2004 would be equally busy. First would come Trauma, a psycho-thriller that saw him awake from a coma to find his wife is dead. Moving home, he's befriended by new neighbour Mena Suvari, but then begins to have visions of his wife that push him towards breakdown. Following this was the Bridget Jones sequel, The Edge Of Reason, from which Colin shied away till Richard Curtis rewrote the script. Starting some four weeks after the original ended, it saw Bridget already uncomfortable with her darling Mr D'Arcy, after discovering he's a Tory and a repressed, public school, underpants-folding Tory to boot. She leaves him, thereby launching another confrontation between Colin and his reprobate rival, Hugh Grant.
2005 would begin with what appeared to be a step backwards. In Nanny McPhee, adapted by Emma Thompson from Christianna Brand's Nurse Matilda books, he played the recently widowed father of seven unruly kids, who eventually hires Thompson's magical governess. It was a role he could have performed in his sleep. Far more challenging would be Where The Truth Lies, directed by maverick Atom Egoyan and written by Rupert Holmes, a musician who'd hit big with the incredibly irritating Escape (The Pina Colada Song). Digging into the dark underbelly of fame, this saw Firth and Kevin Bacon as a Fifties double act, much like Dean Martin and Jerry Lewis, who split following the discovery of a dead girl in their hotel room. Fast forward to the Seventies, when journalist Alison Lohman arrives to uncover a dreadful secret story of treachery and lust. As the Martin figure, Colin would be expected to sing, charm and play the straight-man, probably his toughest assignment yet.

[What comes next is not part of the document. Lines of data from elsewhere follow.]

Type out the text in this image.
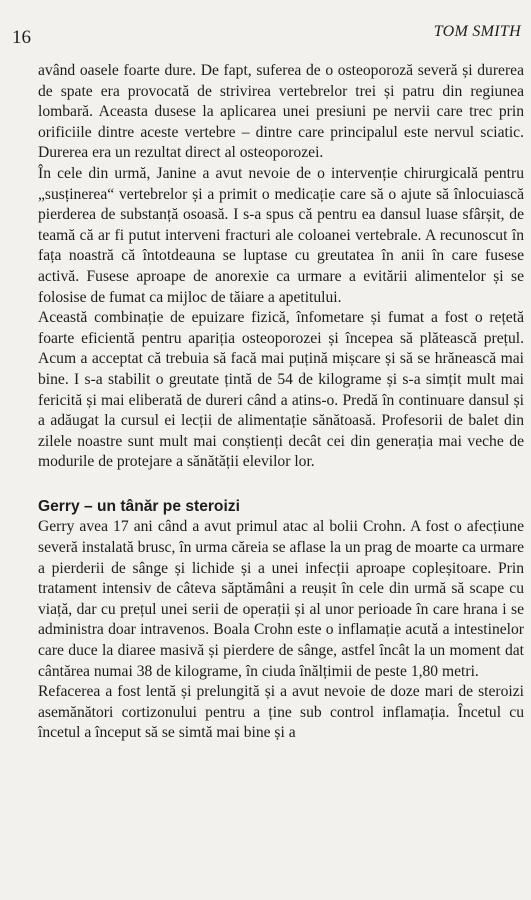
16	TOM SMITH

având oasele foarte dure. De fapt, suferea de o osteoporoză severă și durerea de spate era provocată de strivirea vertebrelor trei și patru din regiunea lombară. Aceasta dusese la aplicarea unei presiuni pe nervii care trec prin orificiile dintre aceste vertebre – dintre care principalul este nervul sciatic. Durerea era un rezultat direct al osteoporozei.

În cele din urmă, Janine a avut nevoie de o intervenție chirurgicală pentru „susținerea“ vertebrelor și a primit o medicație care să o ajute să înlocuiască pierderea de substanță osoasă. I s-a spus că pentru ea dansul luase sfârșit, de teamă că ar fi putut interveni fracturi ale coloanei vertebrale. A recunoscut în fața noastră că întotdeauna se luptase cu greutatea în anii în care fusese activă. Fusese aproape de anorexie ca urmare a evitării alimentelor și se folosise de fumat ca mijloc de tăiare a apetitului.

Această combinație de epuizare fizică, înfometare și fumat a fost o rețetă foarte eficientă pentru apariția osteoporozei și începea să plătească prețul. Acum a acceptat că trebuia să facă mai puțină mișcare și să se hrănească mai bine. I s-a stabilit o greutate țintă de 54 de kilograme și s-a simțit mult mai fericită și mai eliberată de dureri când a atins-o. Predă în continuare dansul și a adăugat la cursul ei lecții de alimentație sănătoasă. Profesorii de balet din zilele noastre sunt mult mai conștienți decât cei din generația mai veche de modurile de protejare a sănătății elevilor lor.

Gerry – un tânăr pe steroizi

Gerry avea 17 ani când a avut primul atac al bolii Crohn. A fost o afecțiune severă instalată brusc, în urma căreia se aflase la un prag de moarte ca urmare a pierderii de sânge și lichide și a unei infecții aproape copleșitoare. Prin tratament intensiv de câteva săptămâni a reușit în cele din urmă să scape cu viață, dar cu prețul unei serii de operații și al unor perioade în care hrana i se administra doar intravenos. Boala Crohn este o inflamație acută a intestinelor care duce la diaree masivă și pierdere de sânge, astfel încât la un moment dat cântărea numai 38 de kilograme, în ciuda înălțimii de peste 1,80 metri.

Refacerea a fost lentă și prelungită și a avut nevoie de doze mari de steroizi asemănători cortizonului pentru a ține sub control inflamația. Încetul cu încetul a început să se simtă mai bine și a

And in the pipeline was another major test, Toyer, to be adapted from Gardner McKay's lauded novel and directed by Brian De Palma. This would see Colin as a manipulative maniac who wins the trust of young women and then keeps them in a state of terrified subjugation by means of mind-control and powerful drugs. Juliette Binoche would play the neurologist who treats the women and attempts to form a psychological profile of the beast. It would be a mighty step for Colin, but he'd have to wait as De Palma struggled to first deliver his take on James Ellroy's The Black Dahlia.
Colin Firth is pretty much where he wants to be. Having ridden the D'Arcy storm, he can now play with the character, use it to score the parts that interest him. It remains to be seen whether he'll yet become the new Paul Schofield but, given his progress through a topsy-turvy career, you wouldn't bet against it.